Ulviyya Fataliyeva
- Fataliyeva at the 2026 Chess Olympiad

Personal information
- Born: 3 August 1996 (age 30) Ganja, Azerbaijan

Chess career
- Country: Azerbaijan
- Title: International Master (2022); Woman Grandmaster (2017);
- FIDE rating: 2402 (September 2026)
- Peak rating: 2450 (April 2026)
- Peak ranking: No. 24 woman (April 2026)

= Ulviyya Fataliyeva =

Azerbaijani chess player (born 1996)

Ulviyya Fataliyeva (Ülviyyə Fətəliyeva; born 3 August 1996) is an Azerbaijani chess player who holds the title of International Master. She won the European Women's Individual Chess Championship in 2024 and the Azerbaijan Women's Chess Championship in 2026.

==Biography==
Ulviyya Fataliyeva attended Ganja chess school. She participated in the Azerbaijani Girls' Championships (U20) and won this tournament in 2011, at age 14. Also she participated in European Youth Chess Championships and World Youth Chess Championships. In 2010 in Batumi Ulviyya Fataliyeva won European Youth Chess Championship in Girls U14 age category. In 2014 she won European Youth Chess Championship in Girls U18 age category.
In the same year she was awarded the FIDE Woman International Master (WIM) title and received the FIDE Woman Grandmaster (WGM) title three years later.

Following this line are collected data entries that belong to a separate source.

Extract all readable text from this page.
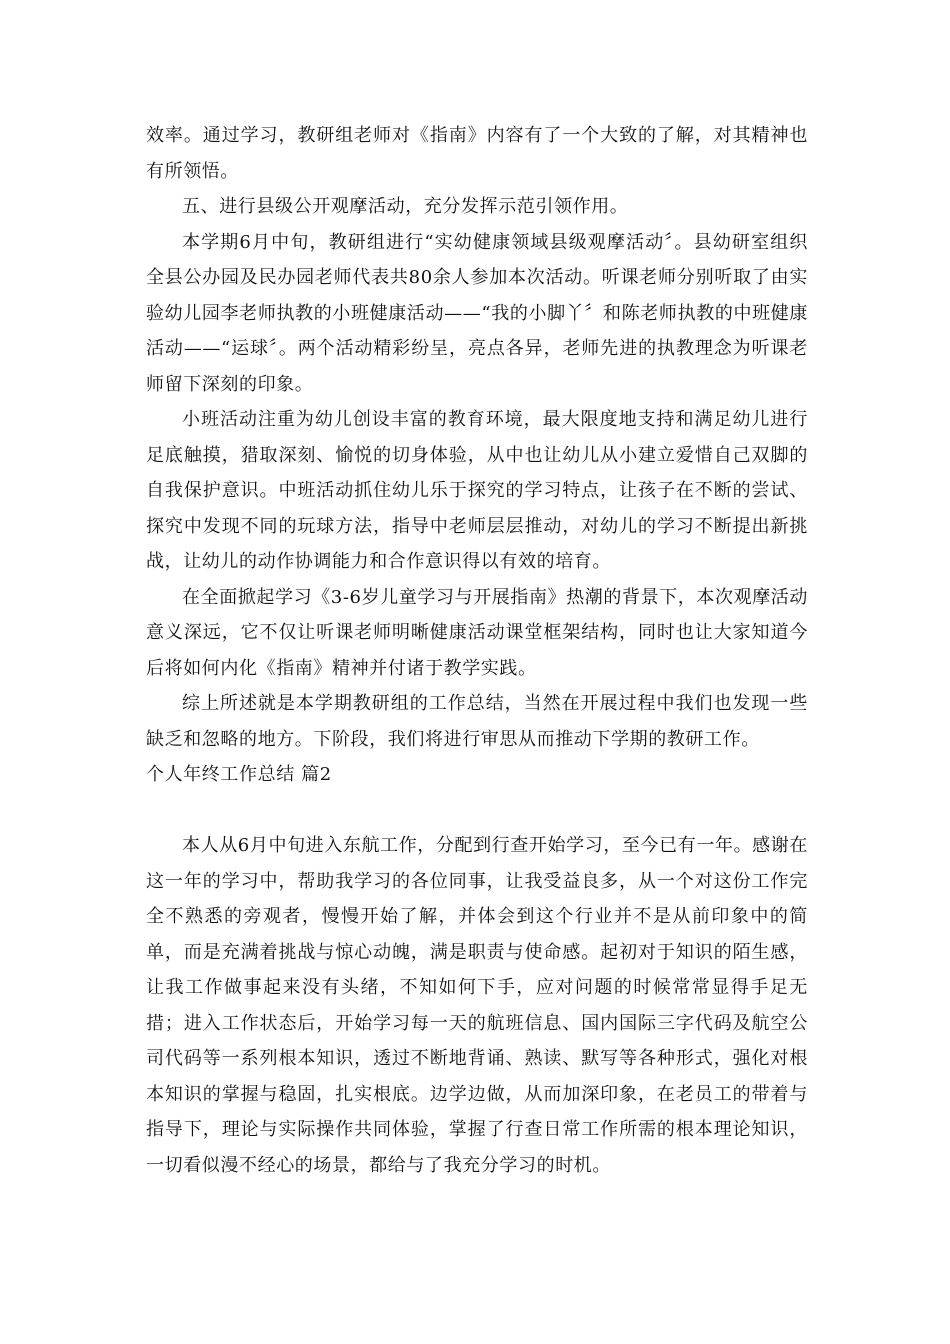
效率。通过学习，教研组老师对《指南》内容有了一个大致的了解，对其精神也有所领悟。

五、进行县级公开观摩活动，充分发挥示范引领作用。

本学期6月中旬，教研组进行“实幼健康领域县级观摩活动〞。县幼研室组织全县公办园及民办园老师代表共80余人参加本次活动。听课老师分别听取了由实验幼儿园李老师执教的小班健康活动——“我的小脚丫〞和陈老师执教的中班健康活动——“运球〞。两个活动精彩纷呈，亮点各异，老师先进的执教理念为听课老师留下深刻的印象。

小班活动注重为幼儿创设丰富的教育环境，最大限度地支持和满足幼儿进行足底触摸，猎取深刻、愉悦的切身体验，从中也让幼儿从小建立爱惜自己双脚的自我保护意识。中班活动抓住幼儿乐于探究的学习特点，让孩子在不断的尝试、探究中发现不同的玩球方法，指导中老师层层推动，对幼儿的学习不断提出新挑战，让幼儿的动作协调能力和合作意识得以有效的培育。

在全面掀起学习《3-6岁儿童学习与开展指南》热潮的背景下，本次观摩活动意义深远，它不仅让听课老师明晰健康活动课堂框架结构，同时也让大家知道今后将如何内化《指南》精神并付诸于教学实践。

综上所述就是本学期教研组的工作总结，当然在开展过程中我们也发现一些缺乏和忽略的地方。下阶段，我们将进行审思从而推动下学期的教研工作。

个人年终工作总结 篇2

本人从6月中旬进入东航工作，分配到行查开始学习，至今已有一年。感谢在这一年的学习中，帮助我学习的各位同事，让我受益良多，从一个对这份工作完全不熟悉的旁观者，慢慢开始了解，并体会到这个行业并不是从前印象中的简单，而是充满着挑战与惊心动魄，满是职责与使命感。起初对于知识的陌生感，让我工作做事起来没有头绪，不知如何下手，应对问题的时候常常显得手足无措；进入工作状态后，开始学习每一天的航班信息、国内国际三字代码及航空公司代码等一系列根本知识，透过不断地背诵、熟读、默写等各种形式，强化对根本知识的掌握与稳固，扎实根底。边学边做，从而加深印象，在老员工的带着与指导下，理论与实际操作共同体验，掌握了行查日常工作所需的根本理论知识，一切看似漫不经心的场景，都给与了我充分学习的时机。
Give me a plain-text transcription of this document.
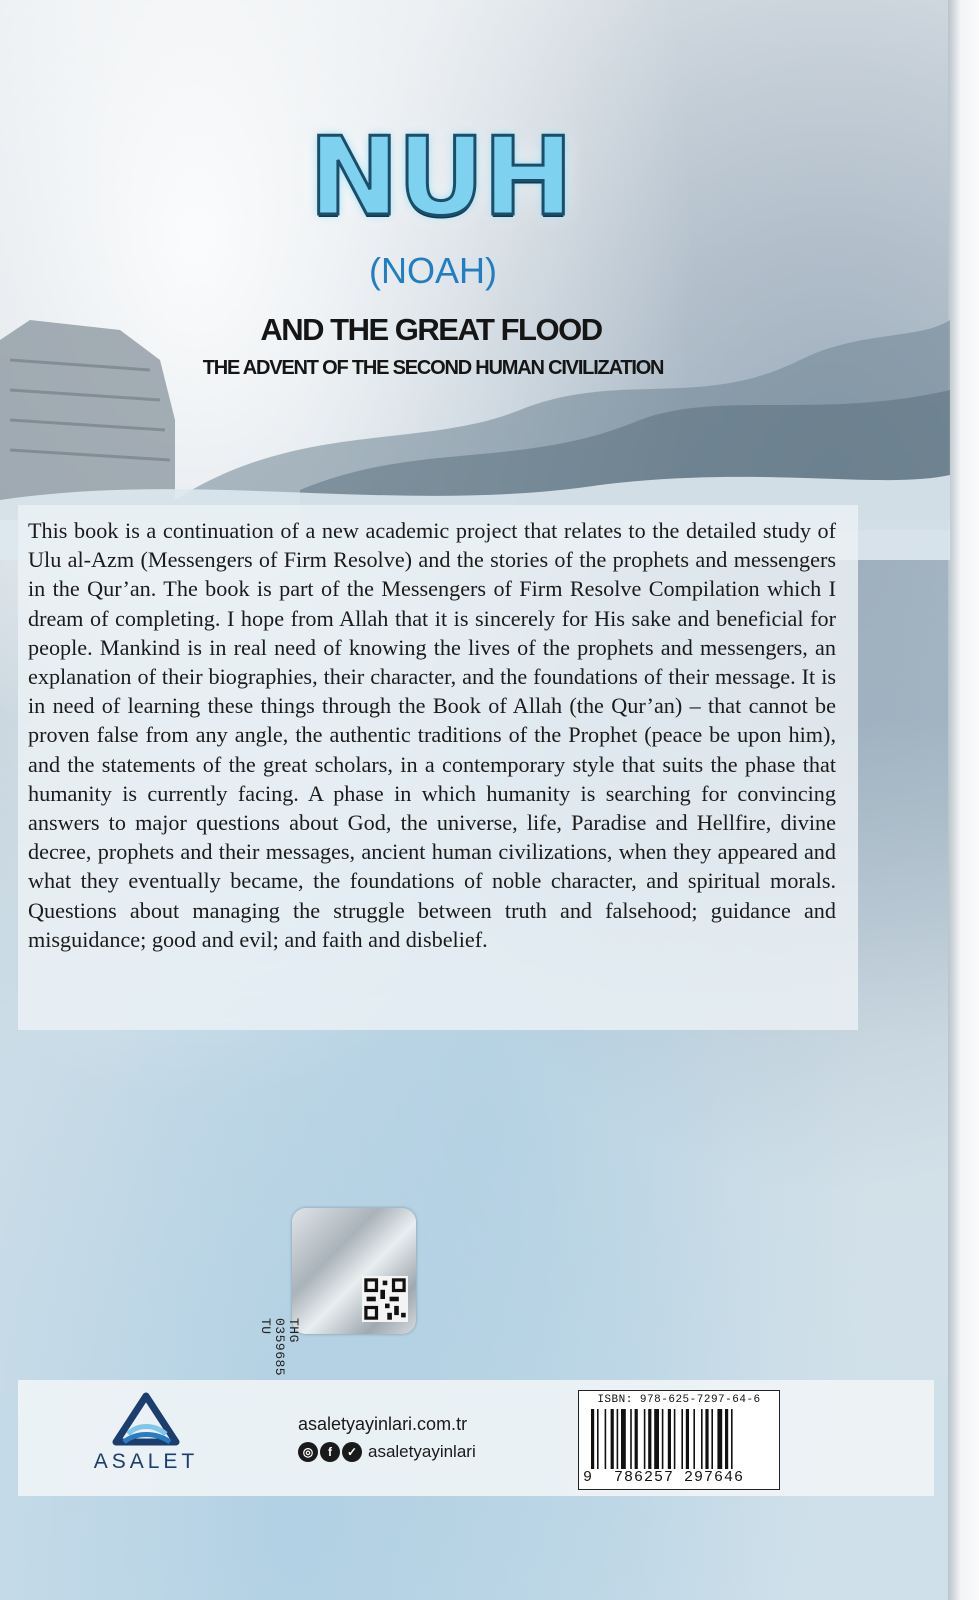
NUH
(NOAH)
AND THE GREAT FLOOD
THE ADVENT OF THE SECOND HUMAN CIVILIZATION

This book is a continuation of a new academic project that relates to the detailed study of Ulu al-Azm (Messengers of Firm Resolve) and the stories of the prophets and messengers in the Qur’an. The book is part of the Messengers of Firm Resolve Compilation which I dream of completing. I hope from Allah that it is sincerely for His sake and beneficial for people. Mankind is in real need of knowing the lives of the prophets and messengers, an explanation of their biographies, their character, and the foundations of their message. It is in need of learning these things through the Book of Allah (the Qur’an) – that cannot be proven false from any angle, the authentic traditions of the Prophet (peace be upon him), and the statements of the great scholars, in a contemporary style that suits the phase that humanity is currently facing. A phase in which humanity is searching for convincing answers to major questions about God, the universe, life, Paradise and Hellfire, divine decree, prophets and their messages, ancient human civilizations, when they appeared and what they eventually became, the foundations of noble character, and spiritual morals. Questions about managing the struggle between truth and falsehood; guidance and misguidance; good and evil; and faith and disbelief.

THG
0359685
TU
ASALET
asaletyayinlari.com.tr
◎	f	✓ asaletyayinlari
ISBN: 978-625-7297-64-6
9	786257 297646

In 2017 she won silver medal in Azerbaijani Women Chess Championship (tournament won Gunay Mammadzada), and won silver medal for Azerbaijan chess club Odlar Yurdu in team competition and individual silver medal in 22nd European Chess Club Cup for Women.

Ulviyya Fataliyeva played for Azerbaijan in the 42nd Chess Olympiad (women) in Baku (2016), World Women's Team Chess Championship in Khanty-Mansiysk (2017), and two European Women's Team Chess Championships (2015, 2017). In 2018 she participated in the 43rd Chess Olympiad, where her team reached 10th place in the final rankings. In 2022 she received a silver medal at the 44th Chess Olympiad for her result on the reserve board; the team ended at 7th place. In 2024, at the 45th Chess Olympiad, Azerbaijan finished 15th, fataliyeva scored 6½/10 points (+5-2=3), 7th best for Board 2.

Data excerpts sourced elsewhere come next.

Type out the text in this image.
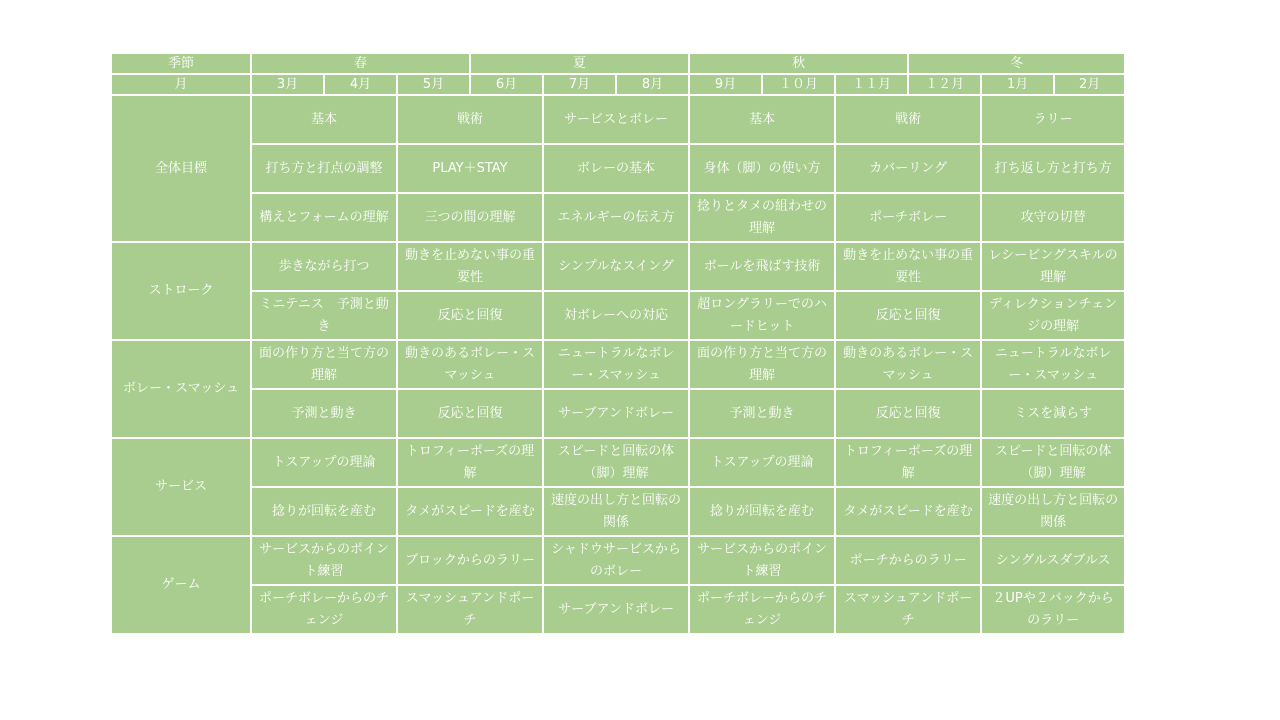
季節	春			夏			秋			冬		
月	3月	4月	5月	6月	7月	8月	9月	１０月	１１月	１２月	1月	2月
全体目標	基本		戦術		サービスとボレー		基本		戦術		ラリー	
	打ち方と打点の調整		PLAY＋STAY		ボレーの基本		身体（脚）の使い方		カバーリング		打ち返し方と打ち方	
	構えとフォームの理解		三つの間の理解		エネルギーの伝え方		捻りとタメの組わせの理解		ポーチボレー		攻守の切替	
ストローク	歩きながら打つ		動きを止めない事の重要性		シンプルなスイング		ボールを飛ばす技術		動きを止めない事の重要性		レシービングスキルの理解	
	ミニテニス　予測と動き		反応と回復		対ボレーへの対応		超ロングラリーでのハードヒット		反応と回復		ディレクションチェンジの理解	
ボレー・スマッシュ	面の作り方と当て方の理解		動きのあるボレー・スマッシュ		ニュートラルなボレー・スマッシュ		面の作り方と当て方の理解		動きのあるボレー・スマッシュ		ニュートラルなボレー・スマッシュ	
	予測と動き		反応と回復		サーブアンドボレー		予測と動き		反応と回復		ミスを減らす	
サービス	トスアップの理論		トロフィーポーズの理解		スピードと回転の体（脚）理解		トスアップの理論		トロフィーポーズの理解		スピードと回転の体（脚）理解	
	捻りが回転を産む		タメがスピードを産む		速度の出し方と回転の関係		捻りが回転を産む		タメがスピードを産む		速度の出し方と回転の関係	
ゲーム	サービスからのポイント練習		ブロックからのラリー		シャドウサービスからのボレー		サービスからのポイント練習		ポーチからのラリー		シングルスダブルス	
	ポーチボレーからのチェンジ		スマッシュアンドポーチ		サーブアンドボレー		ポーチボレーからのチェンジ		スマッシュアンドポーチ		２UPや２バックからのラリー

In August 2022, she won bronze medal in European Women's Individual Chess Championship.

In February 2026, Fataliyeva won the Azerbaijan's Women's Chess Championship.

In March 2026, Fataliyeva played in the masters section of International Women's Chess Championship Uzbekistan held in Bukhara, Uzbekistan, She won the tournament with 6½ points (+5-1=3), and gained 19 rating points, to reach her all time best.